Falmouth has much to recommend it – a charming and very walkable downtown, good restaurants, a small beach, great centrally located playground, and marine-life encounters at the aforementioned oceanographic research center and the free aquarium.
Food first. A good diner is key. All ages are satisfied at the affordable Betsy’s Diner, which encourages patrons to “Eat Heavy” and often has a line out the door (off hours work best). Another hit was 41-70 Restaurant (refers to its coordinates), which we found when wandering hungry and stymied by the raising of the drawbridge. Luckily for us, we were stopped in front of this restaurant and walked back to the small outdoor patio with a view of the harbor. The clam chowder/lobster salad sandwich combo was successful and my kids felt very grown up sitting at their own table (there’s a children’s menu; patio is narrow so tables seat two).

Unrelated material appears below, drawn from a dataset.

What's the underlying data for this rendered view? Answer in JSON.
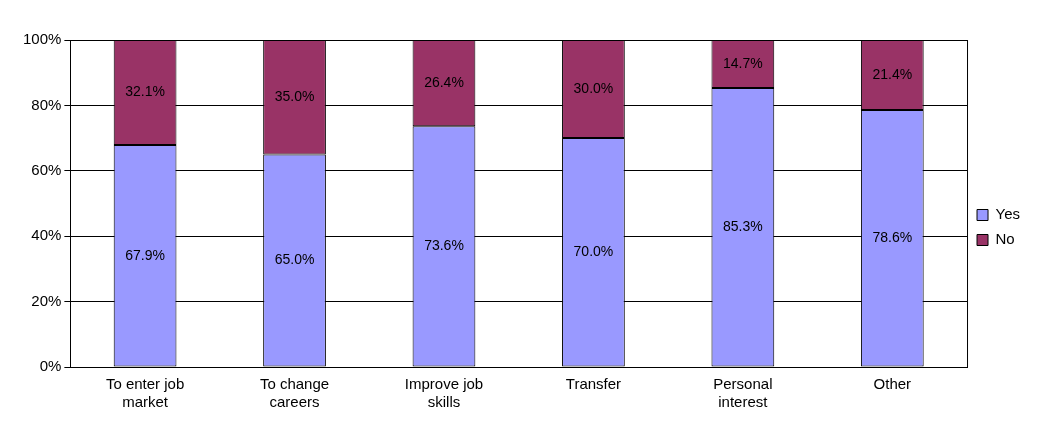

“The Woods Hole Oceanographic Institution is dedicated to research and education to advance understanding of the ocean and its interaction with the Earth system, and to communicating this understanding for the benefit of society”
It’s amazing that the Wood’s Hole Oceanographic Institution is so open and welcoming to the public, providing free summer tours of their research facilities, a museum (suggested admission $3 for those over 10), and free aquarium.
Close your eyes and picture a quaint family-friendly New England beach town. You have envisioned Popponesset, population 220. Stroll on clamshells under a lattice-covered walkway and discover shops selling beach gear, toys, summer fashions; cafes, bars, and ice cream shops; a gazebo and playhouse. Don’t miss playing the nautical-themed miniature golf course! I wanted to eat lunch with a view of the ocean so we drove across the parking lots to the lovely but pricey Popponesset Inn, where the biggest hit was my husband’s sandwich: roast beef on crusty French bread. The kids were happy with chicken fingers and a burger; I had a lobster salad that was extremely fresh but was overpowered by the flavor of butter (menu stated mayonnaise but it tasted like butter). I later found out that the lobster roll at the raw bar in the Popponesset Marketplace is award winning. Oh well. Next year.
There are plenty of nice beaches around this area. Heads up that they charge a fee and do not have facilities like a concession stand.
Ah, Chatham. Windswept dunes, lighthouse, seals frolicking (and enticing sharks). A quintessential main shopping street so perfect it seems created for Hollywood. Fudge and penny candy? Check. Galleries filled with local art, handcrafted jewelry, and nautical-themed home items? Check. A tiny visitor center staffed by a local? Check. A church tag sale? Check.
Stop into the Chatham Squire to quench your thirst or grab a bite. The stuffed clam was as big as my husband’s outstretched hand (pretty big) and seasoned masterfully with linguica. My lobster bisque-lobster roll combo was aptly named Lobster O.D. There’s a children’s menu here as well, and our server was very in tune to kids’ needs, bringing coloring sheets and crayons, extra oyster crackers for them when she served my bisque, and offering to fill their water bottles when we were leaving.
We rented through Airbnb because the price ($200/night) of our East Falmouth lodging was the same as many local hotels but here we got two bedrooms, living room, kitchen, backyard. We popped into the Chatham Bars Inn and were bowled over by the grandeur of this impressive old school seaside resort. It is about a 15-minute walk to Chatham’s main shopping street but employees will gladly shuttle guests locally for free.